/chessmate

Chess AI in Java - 2005 Matric Project

Primary LanguageJavaMIT LicenseMIT

Chessmate Chess AI

High-school Computer Class Project in Java

How to run

Run src/build.bat to compile and run. You will need the Java SDK. You can beat her easily on a depth of 4, but if you give it ~20-30s at depth setting of 5, she plays a decent game.

I wrote this Java chess engine eight years ago in 2005 for my grade 12 high school project. I was 17 at the time, so I thought the code would be really bad, but it still works and beats me most of the time, bearing in mind that I'm not a very good chess player. It won a regional prize or something (cash must have gotten lost in the mail). I'm pretty proud of it :).

Chessmate Screenshot

Limitations

Chessmate has no opening book and cannot castle, take en passant or promote pawns. If you harbor sado-masochistic tendencies, you can easily modify the Board class and positionEvaluation heuristic function to add castling.

How does it work?

Chessmate uses an iterative deepening minimax search algorithm with alpha-beta pruning and simple horizon detection during exchanges with an original heuristic function.
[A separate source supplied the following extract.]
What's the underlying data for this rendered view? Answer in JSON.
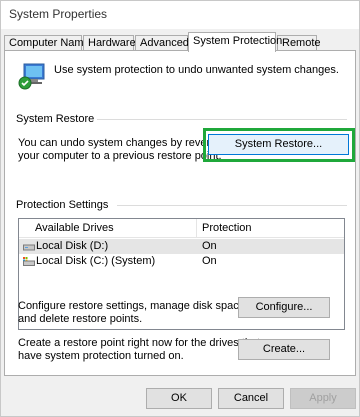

That's a fancy way of saying it builds a tree of moves, rates each move with a number (using a heuristic function), then keeps exploring the leaf branches that seem promising. Minimax assumes its opponent will make the best sequence of moves it can think of and will then counter with a move that minimises your opportunities while maximising its own.

Performance

Chessmate has a terrible early game due the lack of an opening book, an average medium game and a pretty strong end game. It runs pretty fast for a Java application. I remember it searching through 500k moves/second on my shitty PC in 2005. I now get about 1.2M nodes/second on my Macbook Air running on a single thread.

Database?

The project had a database requirement, but I ripped out the Access database prompt. It's mostly a gimmick that tracks a history of moves.

Heuristic Function

The original heuristic function is quite simple, but performs well given sufficient search depth (5 seems to be the sweet spot). The positionEvaluation method returns a float value that is positive or negative based on whether it's winning or losing, respectively. It also uses some of the board control data set in the setControlData method.

The following factors are weighted to evaluate each board position:

  • Material gain (sum of the value of your pieces minus the opponent's)
  • Attacking the opponent's pieces
  • Defending it's own pieces
  • Controlling the board, with extra weight for controlling the four squares in the centre of the board.

The structure of these evaluation functions are terrible and really hard to unit test. Having read through the evaluation code, I am almost certain that the board control data is fundamentally broken. Oh well.